Visual Node Builders
(Legacy platforms)
Hand-wiring agent logic, dragging nodes, and stitching call flows step-by-step becomes unmaintainable. Describe what you want your agent to do, and the AI autonomously provisions the tools, prompts, and routing logic.

feros-demo.mp4

Architecture

The control plane (Python) handles configuration and management. The voice runtime (Rust) handles every live call. The two layers scale independently, and every component — STT, LLM, TTS, telephony provider — is swappable without touching the rest.

flowchart LR
  UI[Studio Web] --> API[Studio API]
  API --> DB[(Postgres)]

  TEL[Telephony / Browser] --> VS[voice-server]
  VS --> VE[voice-engine]
  VE --> STT[STT]
  VE --> LLM[LLM]
  VE --> TTS[TTS]
Loading
Layer Component Purpose
Dashboard studio/web Agent builder, call monitoring, in-browser voice testing
Control Plane studio/api Agent config, integrations, evaluations, session provisioning
Integrations integrations Encrypted credential vault for CRMs, calendars, etc. — third-party secrets never leave your infrastructure in plaintext
Voice Runtime voice/server Inbound telephony and WebSocket gateway
voice/engine High-performance VAD → STT → LLM → TTS orchestration
Inference (optional) inference Self-hosted GPU STT/TTS — drop-in for cloud APIs

Repository Structure

All services live in a single repo and share a common Postgres database and config layer.

Path Purpose
studio/web Next.js dashboard and AI-driven agent builder
studio/api FastAPI control plane — agent config, integrations, evaluations, session setup
voice/server Rust telephony gateway and session router
voice/engine Rust runtime core — streaming STT/LLM/TTS orchestration at sub-second latency
integrations Credential encryption, secret resolution, and automatic token refresh
inference Optional self-hosted STT/TTS stack for cost control and data sovereignty
proto Shared protobuf definitions for WebSocket message payloads

Quickstart

Requirements: Docker and Docker Compose.

git clone https://github.com/ferosai/feros.git
cd feros
cp .env.example .env

# Run with prebuilt multi-arch images (Lightning fast startup)
docker compose up -d

# OR, if you need to build the Rust/Python core from source:
# docker compose -f docker-compose.yml -f docker-compose.source.yml up -d --build

Open http://localhost:3000 to access the dashboard.

Local services:

Service URL
Studio Web http://localhost:3000
Studio API http://localhost:8000
Voice Server http://localhost:8300

AUTH__SECRET_KEY and DATABASE__URL must be set consistently across all services in your .env.
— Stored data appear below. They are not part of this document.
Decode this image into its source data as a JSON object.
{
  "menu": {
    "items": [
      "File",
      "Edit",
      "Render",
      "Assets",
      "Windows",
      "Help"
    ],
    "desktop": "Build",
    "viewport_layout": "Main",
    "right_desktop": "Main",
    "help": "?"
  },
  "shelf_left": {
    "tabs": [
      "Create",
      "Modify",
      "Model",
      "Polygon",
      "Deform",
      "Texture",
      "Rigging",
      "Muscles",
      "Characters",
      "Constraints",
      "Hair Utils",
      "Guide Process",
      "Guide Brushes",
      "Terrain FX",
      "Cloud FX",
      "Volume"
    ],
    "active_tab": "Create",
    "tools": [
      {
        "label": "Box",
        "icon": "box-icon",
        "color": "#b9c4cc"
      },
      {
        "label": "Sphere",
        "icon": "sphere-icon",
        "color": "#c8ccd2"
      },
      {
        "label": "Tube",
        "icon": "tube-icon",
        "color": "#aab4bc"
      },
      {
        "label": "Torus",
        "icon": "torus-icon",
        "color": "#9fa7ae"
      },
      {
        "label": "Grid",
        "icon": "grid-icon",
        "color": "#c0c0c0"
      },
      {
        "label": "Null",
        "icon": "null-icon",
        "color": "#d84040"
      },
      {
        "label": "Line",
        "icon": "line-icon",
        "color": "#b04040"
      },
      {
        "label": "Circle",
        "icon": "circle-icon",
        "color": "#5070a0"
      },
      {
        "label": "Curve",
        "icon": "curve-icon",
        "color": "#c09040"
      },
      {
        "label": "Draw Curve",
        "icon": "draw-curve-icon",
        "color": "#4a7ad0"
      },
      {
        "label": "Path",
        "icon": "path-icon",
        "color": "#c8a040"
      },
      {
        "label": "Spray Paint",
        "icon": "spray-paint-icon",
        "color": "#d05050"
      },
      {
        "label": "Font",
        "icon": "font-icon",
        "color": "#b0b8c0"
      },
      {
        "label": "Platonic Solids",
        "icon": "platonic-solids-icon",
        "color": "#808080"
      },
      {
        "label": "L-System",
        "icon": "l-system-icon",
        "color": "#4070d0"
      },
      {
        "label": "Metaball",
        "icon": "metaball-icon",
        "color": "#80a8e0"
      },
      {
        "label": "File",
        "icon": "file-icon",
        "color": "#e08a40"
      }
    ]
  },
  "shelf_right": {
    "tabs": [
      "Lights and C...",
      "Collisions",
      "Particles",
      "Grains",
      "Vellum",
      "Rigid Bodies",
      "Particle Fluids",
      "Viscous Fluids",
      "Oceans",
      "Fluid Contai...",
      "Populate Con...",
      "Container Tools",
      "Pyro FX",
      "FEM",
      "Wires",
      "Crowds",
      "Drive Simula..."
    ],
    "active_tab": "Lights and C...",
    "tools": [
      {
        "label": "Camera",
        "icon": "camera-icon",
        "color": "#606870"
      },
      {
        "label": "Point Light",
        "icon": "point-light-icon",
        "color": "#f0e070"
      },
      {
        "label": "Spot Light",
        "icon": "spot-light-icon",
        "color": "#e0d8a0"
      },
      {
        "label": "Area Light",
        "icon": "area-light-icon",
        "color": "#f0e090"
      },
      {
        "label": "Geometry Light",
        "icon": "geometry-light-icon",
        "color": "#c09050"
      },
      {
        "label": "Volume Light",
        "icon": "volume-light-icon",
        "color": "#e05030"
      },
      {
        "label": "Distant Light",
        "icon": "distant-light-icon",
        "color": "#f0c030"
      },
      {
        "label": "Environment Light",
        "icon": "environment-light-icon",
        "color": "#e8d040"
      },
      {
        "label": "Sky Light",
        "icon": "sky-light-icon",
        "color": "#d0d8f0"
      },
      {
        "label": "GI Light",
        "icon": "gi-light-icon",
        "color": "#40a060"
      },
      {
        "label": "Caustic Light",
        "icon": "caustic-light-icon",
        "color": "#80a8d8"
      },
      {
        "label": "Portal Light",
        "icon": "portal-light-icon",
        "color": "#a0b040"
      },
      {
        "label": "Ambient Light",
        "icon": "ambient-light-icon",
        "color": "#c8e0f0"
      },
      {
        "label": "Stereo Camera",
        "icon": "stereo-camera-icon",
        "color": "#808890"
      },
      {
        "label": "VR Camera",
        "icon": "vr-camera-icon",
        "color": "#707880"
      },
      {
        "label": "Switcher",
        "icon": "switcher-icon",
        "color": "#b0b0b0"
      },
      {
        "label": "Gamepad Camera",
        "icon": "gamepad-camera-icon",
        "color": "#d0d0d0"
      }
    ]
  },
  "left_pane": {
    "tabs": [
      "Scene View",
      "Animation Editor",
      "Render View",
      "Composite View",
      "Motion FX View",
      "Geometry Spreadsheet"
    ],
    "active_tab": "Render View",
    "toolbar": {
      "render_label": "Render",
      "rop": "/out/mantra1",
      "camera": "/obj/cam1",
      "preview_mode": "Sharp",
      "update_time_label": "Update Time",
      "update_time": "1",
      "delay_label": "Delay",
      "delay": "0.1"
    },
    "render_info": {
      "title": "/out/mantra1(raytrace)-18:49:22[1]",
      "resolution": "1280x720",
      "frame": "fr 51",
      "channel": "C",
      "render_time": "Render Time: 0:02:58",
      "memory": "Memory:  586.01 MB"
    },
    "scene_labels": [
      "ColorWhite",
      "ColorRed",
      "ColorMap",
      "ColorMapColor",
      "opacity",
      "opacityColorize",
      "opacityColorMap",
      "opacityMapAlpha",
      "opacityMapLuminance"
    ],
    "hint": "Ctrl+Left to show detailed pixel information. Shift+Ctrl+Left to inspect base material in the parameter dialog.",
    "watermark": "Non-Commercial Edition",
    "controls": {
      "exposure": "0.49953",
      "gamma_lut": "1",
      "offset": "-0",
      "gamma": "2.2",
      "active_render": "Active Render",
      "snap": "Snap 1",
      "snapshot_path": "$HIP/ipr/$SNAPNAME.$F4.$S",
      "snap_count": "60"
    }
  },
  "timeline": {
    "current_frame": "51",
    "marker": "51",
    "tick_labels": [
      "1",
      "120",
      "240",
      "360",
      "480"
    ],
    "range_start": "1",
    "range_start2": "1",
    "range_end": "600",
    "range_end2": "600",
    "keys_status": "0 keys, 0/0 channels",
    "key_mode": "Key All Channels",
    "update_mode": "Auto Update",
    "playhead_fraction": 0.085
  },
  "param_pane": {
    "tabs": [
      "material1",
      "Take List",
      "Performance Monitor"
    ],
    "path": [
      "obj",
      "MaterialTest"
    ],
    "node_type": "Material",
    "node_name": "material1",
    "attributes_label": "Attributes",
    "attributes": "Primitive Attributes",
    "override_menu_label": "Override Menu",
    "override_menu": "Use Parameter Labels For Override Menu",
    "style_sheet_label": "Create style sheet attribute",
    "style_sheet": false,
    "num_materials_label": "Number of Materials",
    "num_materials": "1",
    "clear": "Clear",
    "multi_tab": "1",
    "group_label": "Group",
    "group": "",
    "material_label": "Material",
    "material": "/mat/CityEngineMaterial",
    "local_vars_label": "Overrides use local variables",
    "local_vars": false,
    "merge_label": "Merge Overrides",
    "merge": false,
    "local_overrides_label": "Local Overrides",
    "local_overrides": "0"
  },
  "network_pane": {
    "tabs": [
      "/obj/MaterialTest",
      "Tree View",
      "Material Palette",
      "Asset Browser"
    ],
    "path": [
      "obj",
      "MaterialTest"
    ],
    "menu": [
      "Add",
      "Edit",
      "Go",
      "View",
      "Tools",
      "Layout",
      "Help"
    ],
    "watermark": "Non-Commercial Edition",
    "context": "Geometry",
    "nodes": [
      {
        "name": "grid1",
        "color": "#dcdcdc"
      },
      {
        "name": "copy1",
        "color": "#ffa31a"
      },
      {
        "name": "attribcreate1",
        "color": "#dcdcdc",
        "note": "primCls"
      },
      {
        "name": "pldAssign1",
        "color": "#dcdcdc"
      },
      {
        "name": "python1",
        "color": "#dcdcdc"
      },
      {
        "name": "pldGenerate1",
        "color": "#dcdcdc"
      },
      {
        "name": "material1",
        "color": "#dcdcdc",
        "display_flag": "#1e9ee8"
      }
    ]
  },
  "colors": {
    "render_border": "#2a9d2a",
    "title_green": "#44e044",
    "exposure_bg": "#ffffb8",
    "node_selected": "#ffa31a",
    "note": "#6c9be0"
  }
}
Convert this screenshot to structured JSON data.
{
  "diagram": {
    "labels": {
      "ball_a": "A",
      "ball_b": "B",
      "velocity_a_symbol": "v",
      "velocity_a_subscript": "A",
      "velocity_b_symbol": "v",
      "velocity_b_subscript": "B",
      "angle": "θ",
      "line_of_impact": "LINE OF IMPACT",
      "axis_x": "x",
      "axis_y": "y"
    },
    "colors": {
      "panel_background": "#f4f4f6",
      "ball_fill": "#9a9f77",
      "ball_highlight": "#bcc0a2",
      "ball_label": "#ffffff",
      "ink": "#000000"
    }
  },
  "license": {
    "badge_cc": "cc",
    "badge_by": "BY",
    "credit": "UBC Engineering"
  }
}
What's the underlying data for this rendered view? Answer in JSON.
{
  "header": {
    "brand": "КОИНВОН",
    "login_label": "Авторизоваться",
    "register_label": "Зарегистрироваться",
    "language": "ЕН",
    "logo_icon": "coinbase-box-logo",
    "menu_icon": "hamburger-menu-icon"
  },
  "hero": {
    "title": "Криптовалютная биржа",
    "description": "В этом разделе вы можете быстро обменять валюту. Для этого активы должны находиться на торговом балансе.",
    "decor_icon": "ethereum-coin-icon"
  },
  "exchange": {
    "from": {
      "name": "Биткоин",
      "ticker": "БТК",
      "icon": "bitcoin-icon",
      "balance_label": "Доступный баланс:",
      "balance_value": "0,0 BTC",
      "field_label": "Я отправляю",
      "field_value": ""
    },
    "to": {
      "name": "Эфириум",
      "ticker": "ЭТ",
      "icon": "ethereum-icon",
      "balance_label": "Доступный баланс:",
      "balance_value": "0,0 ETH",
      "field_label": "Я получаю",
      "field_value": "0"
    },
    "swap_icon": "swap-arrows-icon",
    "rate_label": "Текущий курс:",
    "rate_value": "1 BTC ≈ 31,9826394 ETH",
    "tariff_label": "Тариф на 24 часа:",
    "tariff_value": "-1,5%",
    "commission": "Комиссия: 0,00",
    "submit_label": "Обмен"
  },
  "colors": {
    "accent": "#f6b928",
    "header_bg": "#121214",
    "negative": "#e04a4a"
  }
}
The minimum runtime configuration is 2 CPU cores and 2 GB of RAM. Hosting the web app on Vercel or Cloudflare can reduce the resource requirements of the main runtime. For heavier workloads, we recommend 4 CPU cores and 8 GB of RAM.

Roadmap

  • Outbound calls — agent-initiated dialing with retry and scheduling
  • Dynamic Agent Variables — resolve runtime context at session start for personalized conversations
  • Granular Usage Billing — step-level cost attribution across models and third-party services
  • Gemini Live native audio — end-to-end multimodal backend
  • Direct PSTN via SIP — no Twilio or Telnyx required
  • Agent-to-agent evaluation — tester agent calling target agent over live audio
  • Evaluation replay — run historical transcripts against new agent versions
  • Audit logs — immutable trail of agent actions and config changes
  • Usage analytics — per-agent cost tracking across STT, LLM, and TTS providers

Contributing

Contributions are welcome. Before starting larger changes, please open an issue or discussion first — alignment before implementation saves time.

  • Familiarize yourself with the voice runtime architecture before making changes to the Rust core; it has strict ordering and concurrency constraints.
  • Run the affected service locally before opening a PR.
  • Add or update tests when behavior changes; the voice pipeline has integration tests that catch regressions the unit tests miss.

License

Apache License 2.0. See LICENSE for details.

Third-party code vendored in this repository remains subject to its own license terms where noted in the source tree.